On this blog we often talk about the role of the prosumer, or actors that are both producers and consumers and that serve to muddy the longstanding distinction between production and consumption. For example, Jenny Davis and Nathan Jurgenson wrote on prosuming identity online, and how Web 2.0 technologies (especially social media) have allowed for the creation of new identities like transability and asexuality. Similarly, Nathan Jurgenson has written extensively on how social media has contributed to the “participatory, prosumer, dissent” of the Occupy Movement, playing into the much larger atmosphere of augmented dissent that has gripped the Middle East and other parts of the globe for some time now. And finally, Jenny Davis and I have written on the “Jailbreak the Patriarchy” Chrome Application, which allows users to genderswap the content they read on the internet.
Each of these examples reveals the tight association between social media and prosumption. That is, social media has greatly expanded the role of the prosumer in contemporary (augmented) society. This is because the individual voice is amplified through the digital networks of Web 2.0 technologies like Facebook, Reddit, and Twitter. Just as the Arab Spring and Occupy have changed the conversation regarding participatory democracy, prosumers are continually reworking culture through the creation of memes, identities, and new online content, blurring the distinction between the production and consumption of cultural forms. A great example of the prosumption of culture is fanfiction.
And this brings me to Star Wars. Finally.

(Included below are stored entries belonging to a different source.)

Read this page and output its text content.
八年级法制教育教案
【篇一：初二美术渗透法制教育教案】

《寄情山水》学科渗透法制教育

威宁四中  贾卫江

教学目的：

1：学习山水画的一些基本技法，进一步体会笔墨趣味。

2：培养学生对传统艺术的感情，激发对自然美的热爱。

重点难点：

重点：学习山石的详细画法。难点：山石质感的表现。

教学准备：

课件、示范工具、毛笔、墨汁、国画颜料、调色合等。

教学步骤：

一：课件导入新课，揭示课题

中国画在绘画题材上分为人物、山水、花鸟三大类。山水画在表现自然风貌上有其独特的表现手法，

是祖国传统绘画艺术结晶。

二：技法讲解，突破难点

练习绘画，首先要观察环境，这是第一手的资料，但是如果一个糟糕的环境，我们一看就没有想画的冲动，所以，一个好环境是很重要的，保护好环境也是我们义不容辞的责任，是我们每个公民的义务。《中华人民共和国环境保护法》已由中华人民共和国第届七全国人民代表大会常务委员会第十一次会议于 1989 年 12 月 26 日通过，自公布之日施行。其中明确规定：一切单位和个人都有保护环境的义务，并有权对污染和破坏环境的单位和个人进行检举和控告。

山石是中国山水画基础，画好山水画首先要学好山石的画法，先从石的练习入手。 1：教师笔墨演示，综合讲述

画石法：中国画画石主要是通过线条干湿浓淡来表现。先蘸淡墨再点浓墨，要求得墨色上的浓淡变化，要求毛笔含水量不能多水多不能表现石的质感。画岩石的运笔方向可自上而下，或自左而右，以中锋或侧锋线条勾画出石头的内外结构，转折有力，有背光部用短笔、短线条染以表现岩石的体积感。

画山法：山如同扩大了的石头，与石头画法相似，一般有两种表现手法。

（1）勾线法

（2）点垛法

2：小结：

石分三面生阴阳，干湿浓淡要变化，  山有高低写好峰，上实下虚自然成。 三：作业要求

This feature-length fanfilm titled “Star Wars Uncut” is a shot-for-shot remake of Star Wars Episode IV: A New Hope, produced entirely from 15 second film clips sent in by fans. Casey Pugh, a 26-year-old web developer from Brooklyn created the film after posting on his blog asking for submissions. These fans each prosume Star Wars as both a brand and a cultural artefact (Bruns 2007) when they rework iconic scenes with a “twist,” allowing for the expression of new cultural forms and greater participatory expression from the larger Star Wars fan community.
The film, which won the 2010 Emmy for Interactive Media, is also an example of what Nathan Jurgenson has called “curatorial media”, where old media forms (eg: print newspapers) are augmented by new crowdsourcing capabilities of social media. The film above is an example of curatorial media because centralized gatekeepers (ie: Casey Pugh himself) selected which film clips to include. He then edited the film shot for shot, splicing together disparate scenes produced by widely different fans around the globe. I myself watched the first 45 minutes of it, mostly because I was curious and also because I was a huge Star Wars nerd as a kid.
Although the film clips can be a little jarring at times (especially when jumping from live action to crudely animated MS Paint images and back in a matter of a few seconds), it does serve as a humorous reworking of an extant cultural forms. That is, many film clips reveal anachronistic revisions to the actual film.For example, the entrance of Darth Vader onto the rebel starship (arguably one of the most iconic scenes in the original film), has been replaced by an all female squad or storm troopers, Vader himself briefly appears as a female.
Throughout the film we get several more examples of this sort of literary prosumption (Olin-Scheller and Wikstrom 2010), bolstering my claims that social media and Web 2.0 have allowed for an effervescence of collective cultural production and consumption. Fanfiction has long used extant cultural forms for the creation of new cultural forms, the homoerotic revision of Spock and Kirk’s relationship on Star Trek as but one iconic example.
Although this film is not the first of its kind, it is a great example of participatory filmmaking. As new technologies continue to incorporate more and more social media capabilities (cell phones, tablets, etc), it is likely that we will see increasingly utility of the term “prosumer.”